When youtube became popular last year I found it intriguing. Even though I had been making and sharing videos on the web for years without a problem, the youtube mechanism lowered the bar for everyone. Anyone with a computer and enough creative spark to push start on their camera suddenly had an audience, a video management system, and a community to play to.
I bought an Xacti video camera. Small enough to fit in a pocket, and fairly inexpensive, it could give me the option of recording things I might want to share. All my experiences could be sharable. Everyday we live stories, why not tell them?
The problem is, having the instrument doesn’t give you something to play. I think telling stories and sharing human experience is fundamental to how we connect with others, and in general, we’re all terrible at it. I realized I have no idea about how stories are constructed. I like hearing the stories of others, and it’s easy to criticize stories in terms of how they could be better, but when it comes to starting from scratch, I can’t see the shapes in my own building blocks. Stories have patterns, basic elements, that blend together into a yarn. I suppose the best way is not to overthink it, but just start doing it. Learn by trial and error. Bring some kind of structure to it and see what happens. Like anything else, with practice, the patterns will begin to emerge.
Look Closely
Yesterday may have been the warmest day until next spring. It was supposed to be 72 degrees – but for most of the day it was in the 60’s. I think I finally regained a sense of hope for motorcycle riding around Kansas City. I rode North for 20 miles to end up on some roads near Smithville Lake. Small beautiful country roads with only one or two lanes. One of them almost kicked my ass as I approached a corner with a 15 MPH speed marker that I neglected to see. I was going a bit faster than that and almost ran of the road. I only noticed the sign because I had a camera strapped to my head and saw it in the video replay.

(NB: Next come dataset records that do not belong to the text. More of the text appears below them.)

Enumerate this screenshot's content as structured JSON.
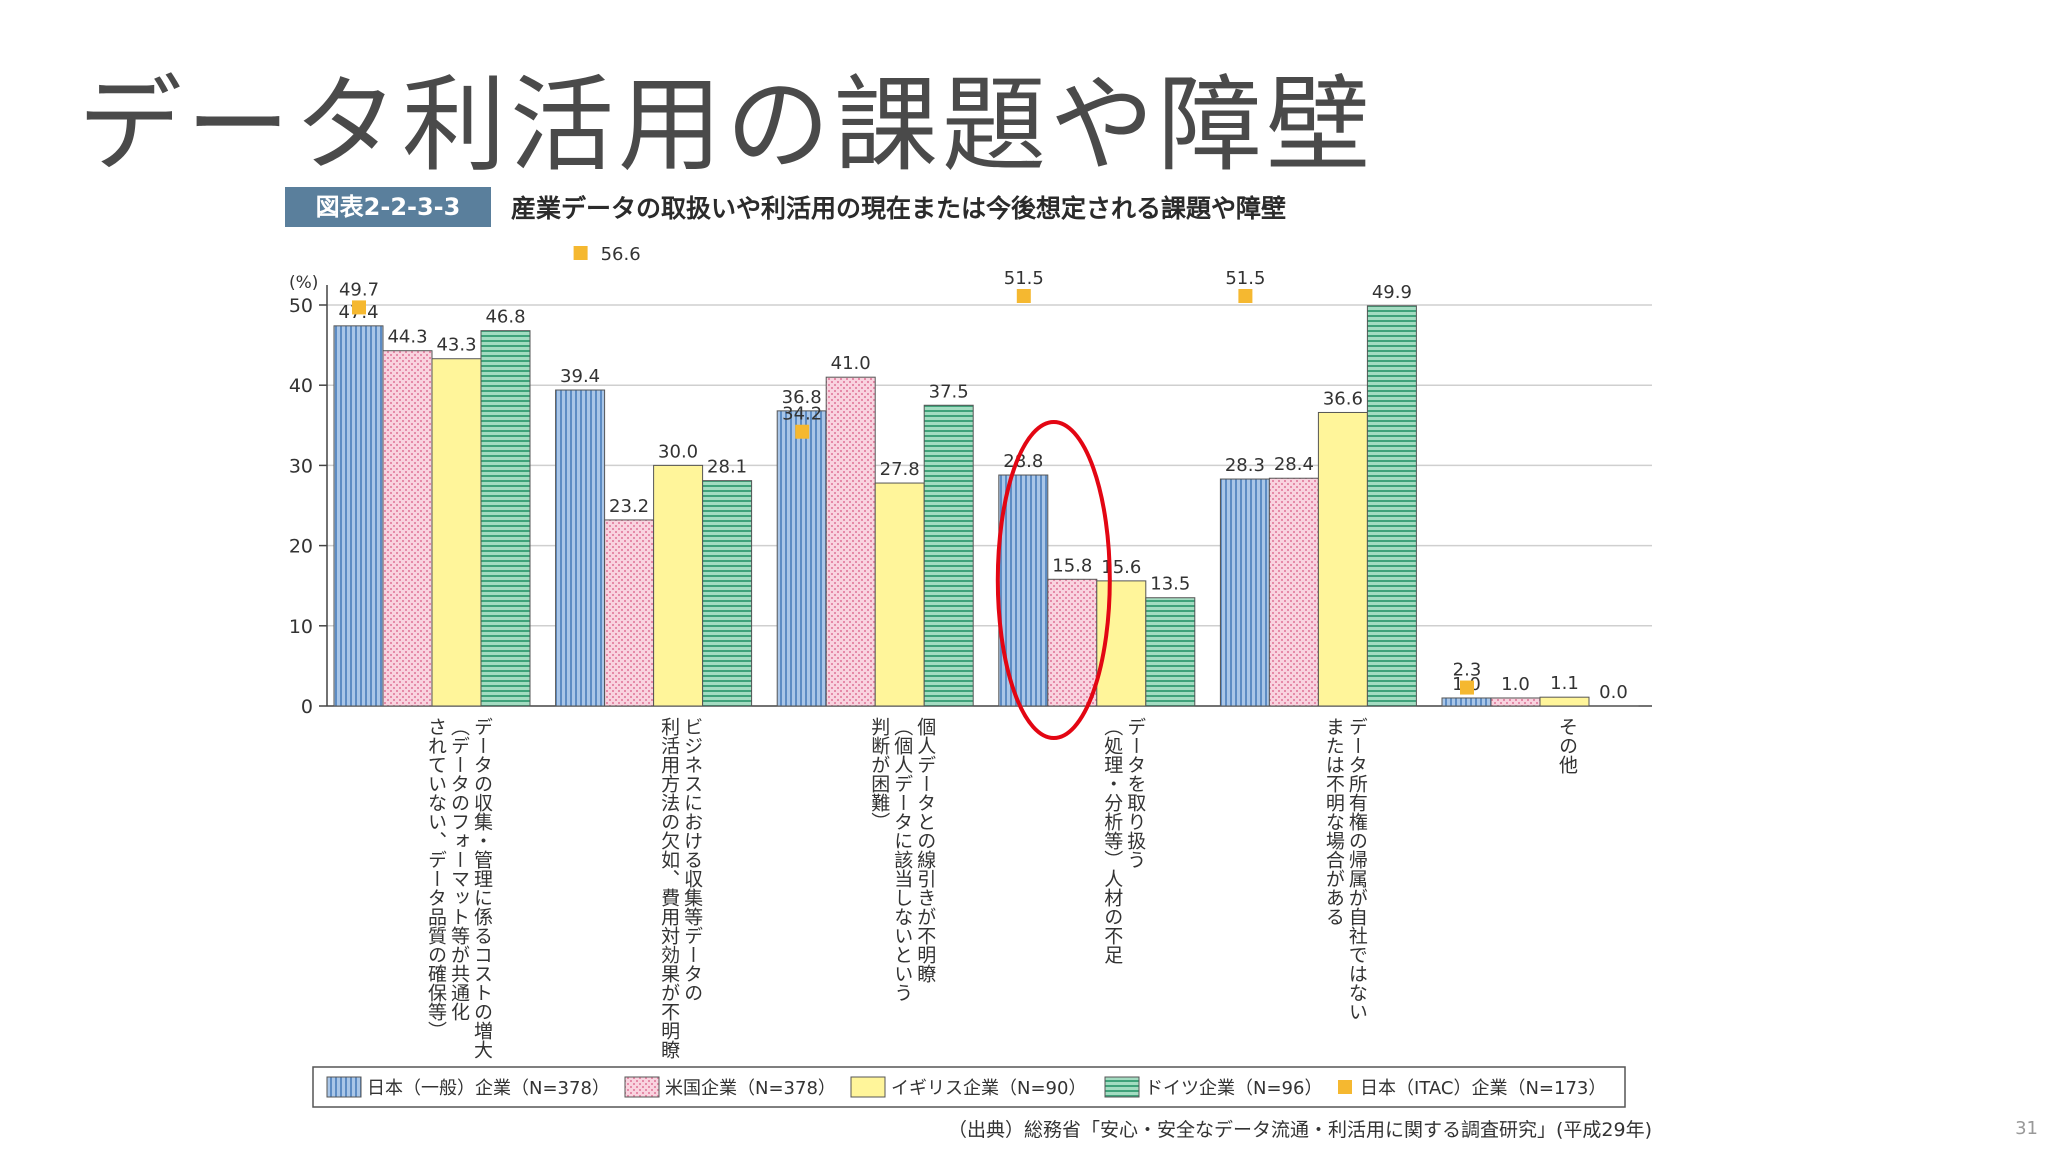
{
  "slide": {
    "title": "データ利活用の課題や障壁",
    "page_number": "31"
  },
  "figure": {
    "badge": "図表2-2-3-3",
    "caption": "産業データの取扱いや利活用の現在または今後想定される課題や障壁",
    "source": "（出典）総務省「安心・安全なデータ流通・利活用に関する調査研究」(平成29年)"
  },
  "colors": {
    "japan": "#9dbce0",
    "us": "#f5c3d3",
    "uk": "#fff59a",
    "germany": "#8fd3b4",
    "itac": "#f5b830",
    "highlight": "#e30613"
  },
  "chart_data": {
    "type": "bar",
    "ylabel": "(%)",
    "ylim": [
      0,
      50
    ],
    "yticks": [
      0,
      10,
      20,
      30,
      40,
      50
    ],
    "categories": [
      "データの収集・管理に係るコストの増大（データのフォーマット等が共通化されていない、データ品質の確保等）",
      "ビジネスにおける収集等データの利活用方法の欠如、費用対効果が不明瞭",
      "個人データとの線引きが不明瞭（個人データに該当しないという判断が困難）",
      "データを取り扱う（処理・分析等）人材の不足",
      "データ所有権の帰属が自社ではないまたは不明な場合がある",
      "その他"
    ],
    "category_lines": [
      [
        "データの収集・管理に係るコストの増大",
        "（データのフォーマット等が共通化",
        "されていない、データ品質の確保等）"
      ],
      [
        "ビジネスにおける収集等データの",
        "利活用方法の欠如、費用対効果が不明瞭"
      ],
      [
        "個人データとの線引きが不明瞭",
        "（個人データに該当しないという",
        "判断が困難）"
      ],
      [
        "データを取り扱う",
        "（処理・分析等）人材の不足"
      ],
      [
        "データ所有権の帰属が自社ではない",
        "または不明な場合がある"
      ],
      [
        "その他"
      ]
    ],
    "series": [
      {
        "name": "日本（一般）企業（N=378）",
        "key": "japan",
        "values": [
          47.4,
          39.4,
          36.8,
          28.8,
          28.3,
          1.0
        ]
      },
      {
        "name": "米国企業（N=378）",
        "key": "us",
        "values": [
          44.3,
          23.2,
          41.0,
          15.8,
          28.4,
          1.0
        ]
      },
      {
        "name": "イギリス企業（N=90）",
        "key": "uk",
        "values": [
          43.3,
          30.0,
          27.8,
          15.6,
          36.6,
          1.1
        ]
      },
      {
        "name": "ドイツ企業（N=96）",
        "key": "germany",
        "values": [
          46.8,
          28.1,
          37.5,
          13.5,
          49.9,
          0.0
        ]
      }
    ],
    "marker_series": {
      "name": "日本（ITAC）企業（N=173）",
      "key": "itac",
      "values": [
        49.7,
        56.6,
        34.2,
        51.5,
        51.5,
        2.3
      ]
    },
    "annotation": "highlight circle around 「データを取り扱う（処理・分析等）人材の不足」"
  }
}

Further up the road I found myself riding into an amazing phenomena. A swarm of hundreds of black birds were covering the ground around a curve in the road ahead. As I road towards them they began to lift up from the ground but there were so many that they formed a cloud all around me like a giant cloud of bats. It was an amazing feeling to feel cradled and swallowed by a cloud of flying creatures. I went up the road, turned around, and came back and they did it again. I was really glad to have the camera on for that.
I was also glad to have found those roads. I had begun to lose hope. I like taking motorcycle rides, and was beginning to conclude that there was nothing interesting nearby. But a few minutes on the highway is all it takes to get out into the country, and I can deal with that. I turned around and came home a little early. Daylight savings time had set in the night before and I wanted to get home to help Kim with the yard. But when I got home she was all finished.
Another thing I discovered this weekend is that what I thought was a new brood of two black mollies turned out to be five on Friday night, and then 7 on Saturday night. So Kim’s two fish have now turned into 11 over the last two months. It also serves as another reminder that the closer I look at things, the more I discover about them.